Everyone since Shakespeare, who is intelligently trained, has had to deal with making characters complex, ever since. In a very real sense, every modern drama pays tribute to Shakespeare.

Additionally, Shakespeare is often vulgar--I mean he speaks as one of the people. In his own life, he grew up a farmer's (John Shakespeare's) son, who turned entrepreneur, rose to what we would regard today as upper-middle class, held a position of community responsibility, and then fell from his office, lost all his money, and was rather disgraced. W. Shakespeare got Anne Hathaway (9 years his senior) pregnant when he was 19; so he was a teen father. He began his theater life as an actor, and so was often away from his family in Stratford. He was found guilty of poaching (which might have gotten him hung), but was allowed to pay a fine instead.

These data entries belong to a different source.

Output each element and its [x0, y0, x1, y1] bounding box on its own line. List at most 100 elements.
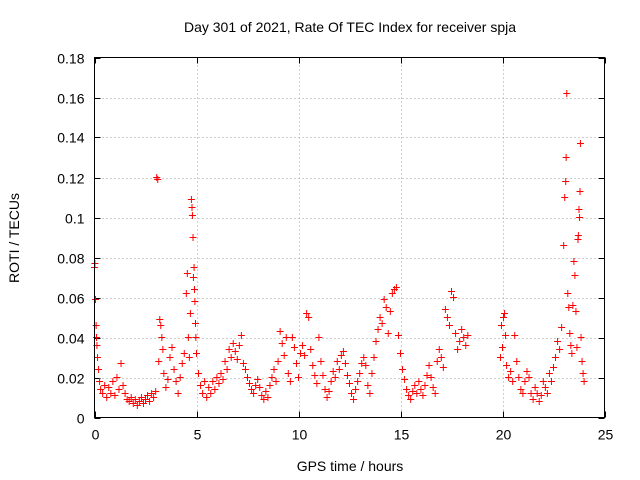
data-point [188, 212, 196, 219]
data-point [239, 360, 247, 367]
data-point [368, 370, 376, 377]
data-point [299, 342, 307, 349]
data-point [531, 384, 539, 391]
y-tick-label: 0 [77, 411, 85, 427]
data-point [562, 154, 570, 161]
data-point [276, 328, 284, 335]
data-point [105, 384, 113, 391]
data-point [92, 296, 100, 303]
data-point [184, 334, 192, 341]
data-point [519, 390, 527, 397]
y-tick-label: 0.18 [57, 51, 84, 67]
data-point [199, 390, 207, 397]
data-point [384, 330, 392, 337]
data-point [260, 396, 268, 403]
data-point [109, 378, 117, 385]
data-point [99, 390, 107, 397]
data-point [568, 350, 576, 357]
data-point [346, 380, 353, 387]
data-point [207, 390, 215, 397]
data-point [445, 322, 453, 329]
data-point [382, 304, 390, 311]
data-point [462, 342, 470, 349]
data-point [456, 338, 464, 345]
data-point [313, 380, 321, 387]
data-point [543, 390, 551, 397]
plot-frame [94, 57, 605, 418]
data-point [129, 400, 137, 407]
data-point [195, 370, 203, 377]
data-point [159, 346, 167, 353]
data-point [537, 392, 545, 399]
data-point [352, 386, 360, 393]
data-point [117, 360, 125, 367]
data-point [170, 366, 178, 373]
data-point [225, 346, 233, 353]
data-point [284, 370, 292, 377]
data-point [413, 390, 421, 397]
data-point [217, 370, 225, 377]
x-tick-label: 20 [496, 427, 512, 443]
data-point [421, 382, 429, 389]
data-point [407, 396, 415, 403]
data-point [578, 358, 586, 365]
data-point [325, 388, 333, 395]
data-point [278, 340, 286, 347]
data-point [244, 374, 251, 381]
data-point [144, 392, 152, 399]
data-point [121, 390, 129, 397]
data-point [388, 290, 396, 297]
data-point [119, 382, 127, 389]
data-point [233, 356, 241, 363]
data-point [254, 376, 262, 383]
data-point [569, 302, 577, 309]
data-point [356, 370, 364, 377]
data-point [311, 372, 319, 379]
data-point [576, 214, 584, 221]
data-point [237, 332, 245, 339]
data-point [575, 206, 583, 213]
data-point [433, 358, 441, 365]
data-point [331, 374, 339, 381]
data-point [439, 364, 447, 371]
data-point [521, 378, 529, 385]
data-point [215, 380, 223, 387]
data-point [103, 394, 111, 401]
data-point [343, 372, 351, 379]
data-point [502, 332, 510, 339]
data-point [552, 354, 560, 361]
data-point [155, 358, 163, 365]
data-point [213, 374, 221, 381]
data-point [111, 392, 119, 399]
data-point [127, 394, 135, 401]
data-point [350, 396, 358, 403]
data-point [185, 354, 193, 361]
data-point [266, 382, 274, 389]
data-point [570, 258, 578, 265]
data-point [205, 384, 213, 391]
data-point [201, 378, 209, 385]
data-point [565, 304, 573, 311]
data-point [360, 354, 368, 361]
data-point [509, 378, 517, 385]
data-point [539, 378, 547, 385]
data-point [511, 332, 519, 339]
x-tick-label: 0 [92, 427, 100, 443]
data-point [450, 294, 458, 301]
data-point [189, 234, 197, 241]
data-point [362, 362, 370, 369]
data-point [107, 390, 115, 397]
data-point [131, 396, 139, 403]
data-point [148, 390, 156, 397]
data-point [235, 342, 243, 349]
data-point [186, 310, 194, 317]
data-point [419, 392, 427, 399]
data-point [358, 360, 366, 367]
data-point [392, 284, 400, 291]
chart-title: Day 301 of 2021, Rate Of TEC Index for r… [184, 19, 516, 35]
data-point [152, 388, 160, 395]
data-point [397, 350, 404, 357]
data-point [503, 362, 511, 369]
data-point [500, 314, 508, 321]
data-point [191, 320, 199, 327]
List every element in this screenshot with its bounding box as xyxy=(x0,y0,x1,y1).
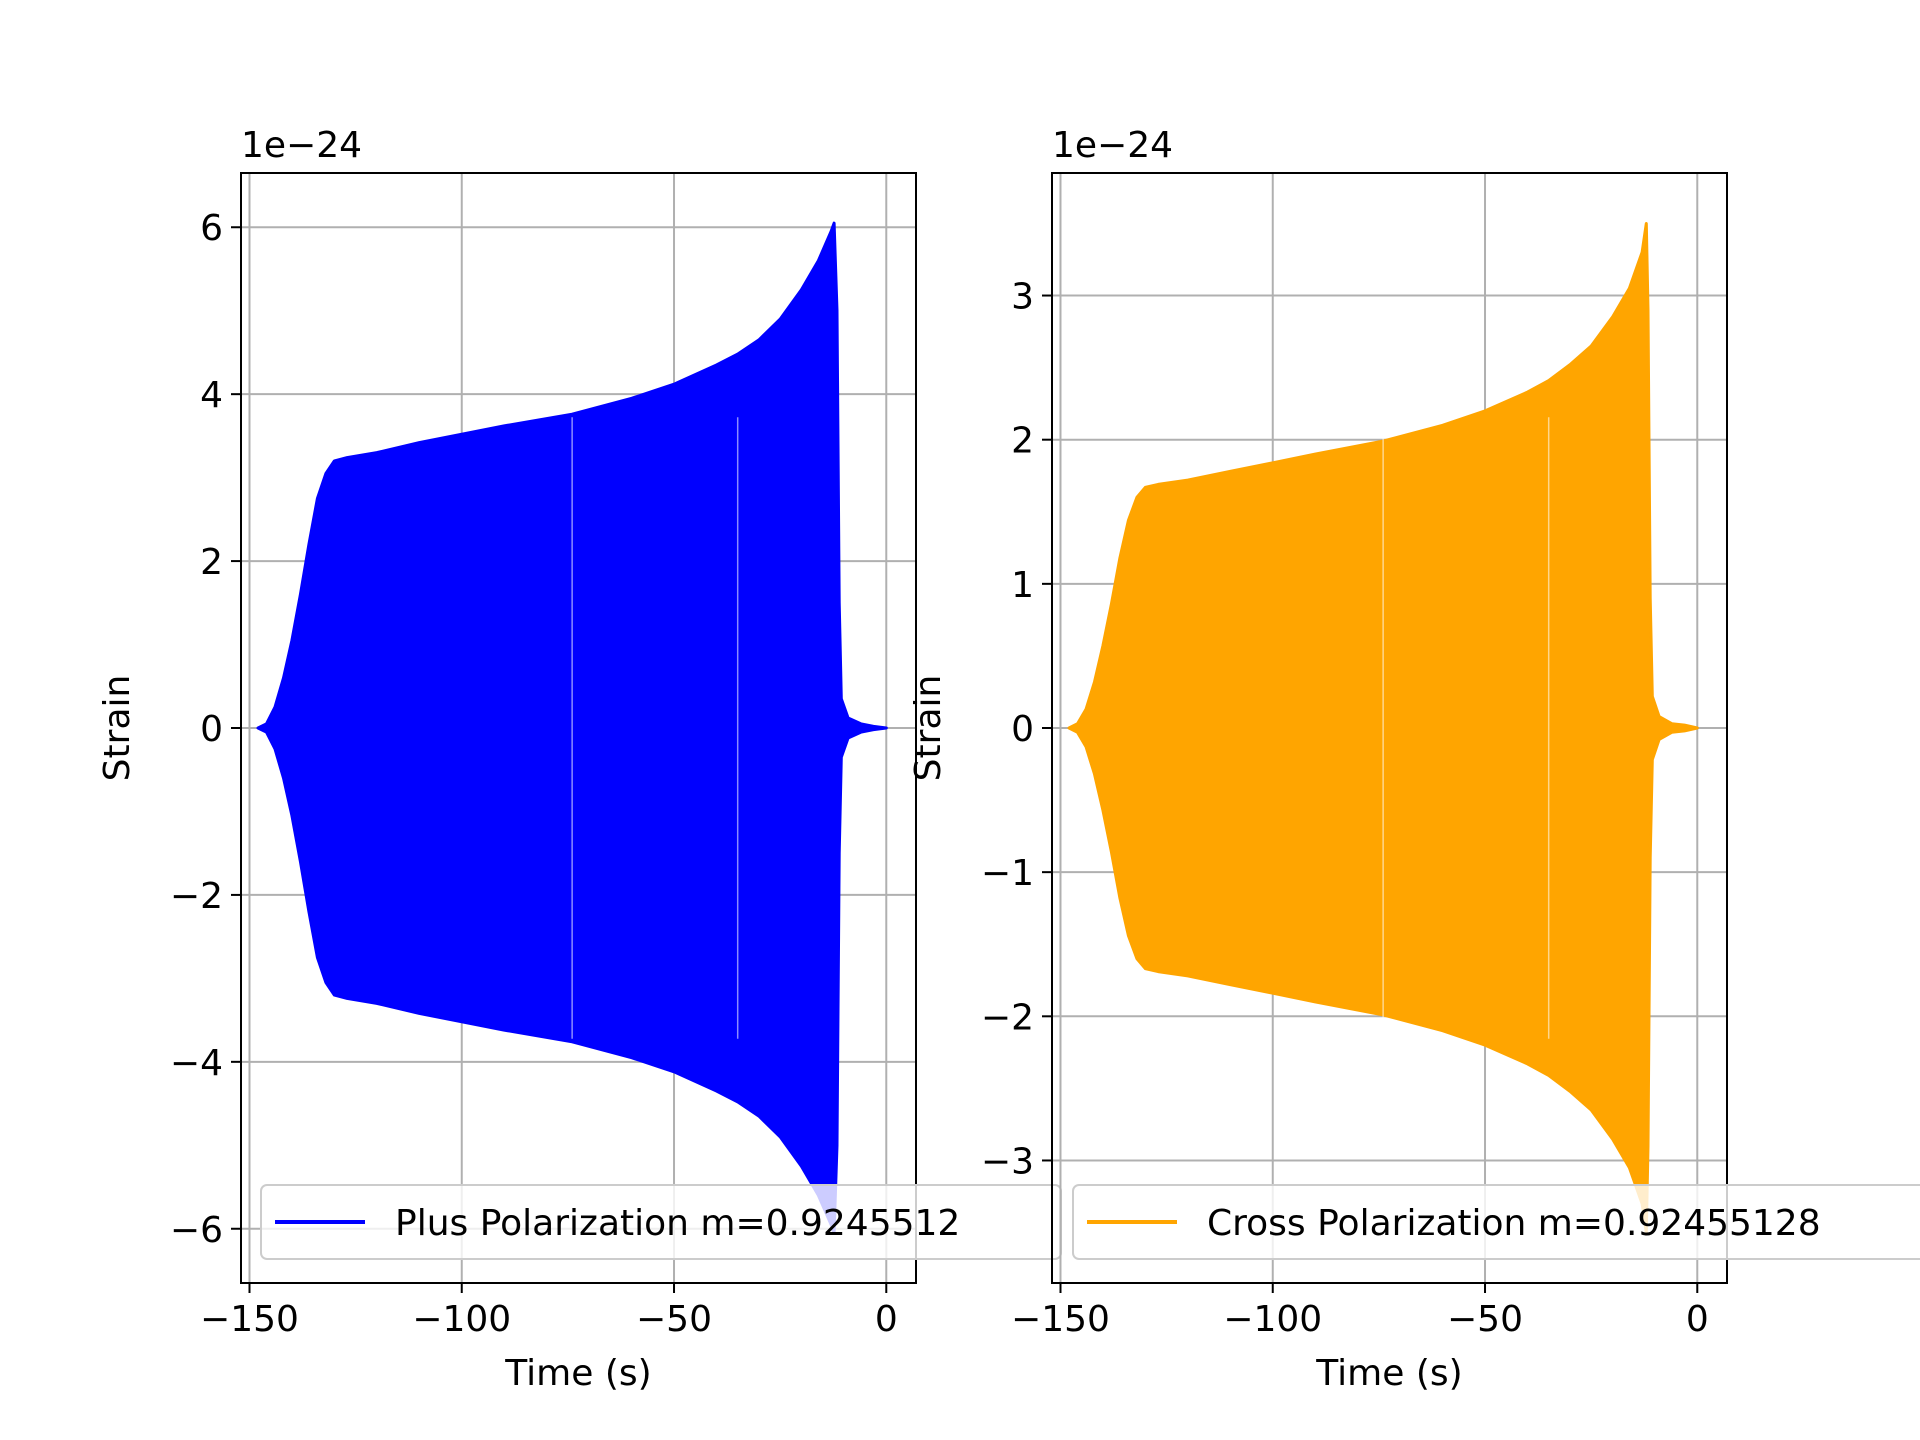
x-axis-label: Time (s) xyxy=(504,1353,651,1394)
y-tick-label: −2 xyxy=(170,876,223,917)
x-tick-label: −50 xyxy=(1447,1299,1523,1340)
y-tick-label: −3 xyxy=(981,1141,1034,1182)
legend-box xyxy=(1072,1184,1920,1260)
x-tick-label: −50 xyxy=(636,1299,712,1340)
y-axis-label: Strain xyxy=(908,675,949,782)
y-tick-label: −2 xyxy=(981,997,1034,1038)
y-tick-label: 0 xyxy=(1011,709,1034,750)
x-tick-label: 0 xyxy=(875,1299,898,1340)
y-tick-label: −4 xyxy=(170,1043,223,1084)
y-axis-label: Strain xyxy=(97,675,138,782)
y-tick-label: −6 xyxy=(170,1210,223,1251)
x-tick-label: −100 xyxy=(1223,1299,1322,1340)
y-tick-label: 0 xyxy=(200,709,223,750)
y-offset-label: 1e−24 xyxy=(1052,125,1173,166)
y-tick-label: −1 xyxy=(981,853,1034,894)
y-tick-label: 2 xyxy=(200,542,223,583)
legend-entry-label: Plus Polarization m=0.9245512 xyxy=(395,1203,960,1244)
y-offset-label: 1e−24 xyxy=(241,125,362,166)
y-tick-label: 6 xyxy=(200,208,223,249)
y-tick-label: 2 xyxy=(1011,421,1034,462)
x-tick-label: −100 xyxy=(412,1299,511,1340)
y-tick-label: 3 xyxy=(1011,277,1034,318)
plus-polarization-panel: −150 −100 −50 0 −6 −4 −2 0 2 4 6 1e−24 Time (s) Strai… xyxy=(97,125,1062,1394)
legend: Plus Polarization m=0.9245512 xyxy=(260,1184,1062,1260)
legend: Cross Polarization m=0.92455128 xyxy=(1072,1184,1920,1260)
y-tick-label: 1 xyxy=(1011,565,1034,606)
x-axis-label: Time (s) xyxy=(1315,1353,1462,1394)
legend-entry-label: Cross Polarization m=0.92455128 xyxy=(1207,1203,1821,1244)
x-tick-label: 0 xyxy=(1686,1299,1709,1340)
x-tick-label: −150 xyxy=(1011,1299,1110,1340)
cross-polarization-panel: −150 −100 −50 0 −3 −2 −1 0 1 2 3 1e−24 Time (s) Strai… xyxy=(908,125,1920,1394)
y-tick-label: 4 xyxy=(200,375,223,416)
x-tick-label: −150 xyxy=(200,1299,299,1340)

So, Shakespeare had had a very richly textured life experience, and he knew how people worked because he had EMPATHY.

Also, he was in touch with modern times--the free Blacks of Elizabethan England, while not a profusion of numbers, impacted the society and inter-racial marriage was practiced without harm. Both the racism AND the liberal nature of his culture found expression in Othello.

In Elizabethan England, there were no slaves. So, the "Blackamoors" as they were called were free to make livings, rise in society, as any one else--difficult enough! If you notice, there is a court member in the Elizabethan depiction above--he is a man of color. To be at court in any capacity was to be rising....

Shakespeare in Othello shows us to what extent the Elizabethans were color blind and to what extent they were simultaneously racist.